Writing a resume isn’t easy. Whether your child is writing their first resume or updating their resume for a career search, it never gets easier. Learning how to write one can encourage your child to explore multiple career options. Here are some tips for helping your children find the right career that’s suitable for them.
You want to be a supportive parent, not a helicopter parent. Think of yourself as someone who’s uplifting your children and supporting them in whatever path they choose. While helping them with their resume give them a boost, they’re the ones who are using this resume to explore new possibilities.
Helicopter parents hover over their children’s career path and goals. Some of them even accompany their children to their job interviews. You don’t want to become that kind of parent. Make sure you’re a supportive parent, not someone who’s watching their every move. Their future is at stake, so it’s up to them to work on their resume.
Don’t Write it For Them
Just like you shouldn’t do their homework for them, you shouldn’t write their resume for them. Writing a resume takes a lot of trial and error. There are 30-something adults who are still learning how to perfect their resumes to this day. Teach your kids how to fill out a job application, resume, cover letter, etc. but don’t offer to do it for them. They have to learn from their own mistakes.

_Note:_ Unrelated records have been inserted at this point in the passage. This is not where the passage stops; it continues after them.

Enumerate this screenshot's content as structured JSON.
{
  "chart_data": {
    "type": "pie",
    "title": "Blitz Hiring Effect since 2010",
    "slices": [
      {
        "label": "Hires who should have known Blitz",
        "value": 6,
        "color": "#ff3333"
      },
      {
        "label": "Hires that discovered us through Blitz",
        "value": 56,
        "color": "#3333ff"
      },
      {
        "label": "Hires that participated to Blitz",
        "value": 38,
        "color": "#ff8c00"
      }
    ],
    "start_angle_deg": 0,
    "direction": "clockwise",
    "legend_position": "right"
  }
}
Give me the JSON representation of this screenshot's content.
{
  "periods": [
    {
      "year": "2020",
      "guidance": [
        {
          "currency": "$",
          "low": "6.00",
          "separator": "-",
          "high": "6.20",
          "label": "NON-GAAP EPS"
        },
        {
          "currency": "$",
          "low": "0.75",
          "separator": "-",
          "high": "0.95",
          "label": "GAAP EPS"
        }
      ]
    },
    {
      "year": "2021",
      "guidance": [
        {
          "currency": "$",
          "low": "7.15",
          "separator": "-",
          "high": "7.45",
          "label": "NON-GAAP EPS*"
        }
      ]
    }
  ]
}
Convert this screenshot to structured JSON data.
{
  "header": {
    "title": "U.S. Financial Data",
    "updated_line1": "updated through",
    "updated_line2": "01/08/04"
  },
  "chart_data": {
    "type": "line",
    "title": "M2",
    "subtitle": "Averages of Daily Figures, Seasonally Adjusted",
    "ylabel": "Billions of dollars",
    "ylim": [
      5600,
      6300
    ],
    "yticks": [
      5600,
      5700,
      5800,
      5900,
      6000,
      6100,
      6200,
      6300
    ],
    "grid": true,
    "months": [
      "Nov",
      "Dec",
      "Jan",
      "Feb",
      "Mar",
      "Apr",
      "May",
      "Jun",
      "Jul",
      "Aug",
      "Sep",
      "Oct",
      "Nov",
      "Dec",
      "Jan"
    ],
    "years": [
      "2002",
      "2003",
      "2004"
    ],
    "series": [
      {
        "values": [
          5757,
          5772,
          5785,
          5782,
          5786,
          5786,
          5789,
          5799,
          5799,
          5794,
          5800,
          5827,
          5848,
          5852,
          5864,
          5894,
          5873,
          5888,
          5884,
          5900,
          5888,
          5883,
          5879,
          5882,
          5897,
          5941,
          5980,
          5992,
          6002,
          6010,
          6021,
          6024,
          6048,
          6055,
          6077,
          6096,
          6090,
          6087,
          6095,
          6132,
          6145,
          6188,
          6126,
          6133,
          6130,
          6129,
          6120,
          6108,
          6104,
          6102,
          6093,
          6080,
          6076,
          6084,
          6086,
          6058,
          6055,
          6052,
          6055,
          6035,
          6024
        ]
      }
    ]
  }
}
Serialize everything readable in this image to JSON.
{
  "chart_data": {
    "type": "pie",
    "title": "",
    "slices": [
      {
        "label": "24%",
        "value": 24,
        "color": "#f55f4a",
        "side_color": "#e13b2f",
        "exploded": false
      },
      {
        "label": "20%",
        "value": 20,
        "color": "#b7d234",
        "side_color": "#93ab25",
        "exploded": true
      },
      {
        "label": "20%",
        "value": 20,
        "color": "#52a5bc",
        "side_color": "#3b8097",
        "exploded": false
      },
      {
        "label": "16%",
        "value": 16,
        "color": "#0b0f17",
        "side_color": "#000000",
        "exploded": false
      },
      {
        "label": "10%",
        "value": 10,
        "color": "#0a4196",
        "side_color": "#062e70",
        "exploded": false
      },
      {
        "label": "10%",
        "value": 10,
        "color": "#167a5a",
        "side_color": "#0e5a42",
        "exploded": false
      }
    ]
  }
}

It might be easier to write their resume yourself than to teach them how to do it, but you should resist this though. It’s a growing experience that they need. Give your children advice such as writing a thank-you note shortly after a job interview. They can practice by writing you a thank-you note so they can also perfect this key step to landing a job.
Identify Their Strengths
It’s important for your children to identify their strengths on their resume. This is known as strength spotting and your children can help you with this step. Note the times where your child performed their best, whether it was individually or within a group. All of these skills can be highlighted on their resume.
It’s also recommended that your child take a strength-identifying exercise such as the Myers-Briggs test or the Strong Interest Inventory. If your child is good at collecting their thoughts before they speak, you make suggest that they should become a lawyer. But this skill can apply to a wide variety of careers, so why suggest they should follow a certain career path? Identify strengths that help them find their perfect career.
Use Your Own Network
The Occupational Outlook Handbook by the Bureau of Labor Statistics has over 25 career categories and hundreds of jobs descriptions under each one. It even lists the salaries for each of these careers. While you’re not aware of all of most of these careers, it’s a good idea to refrain from suggesting certain careers. Allow your child to find their dream career so they can carve their own path.
Once your child has found a few careers they’re interested in, you can use your network to help them out. This isn’t considered cheating since you’re teaching them how to network. You can connect them with professionals who can interview them or shadow them. Maybe one of these networking opportunities could end up as an internship or mentorship.
Don’t pressure your kids to follow in your footsteps. If they do want to pursue the same career, they’d rather figure out how to get there on their own. It’s part of growing up and becoming an adult.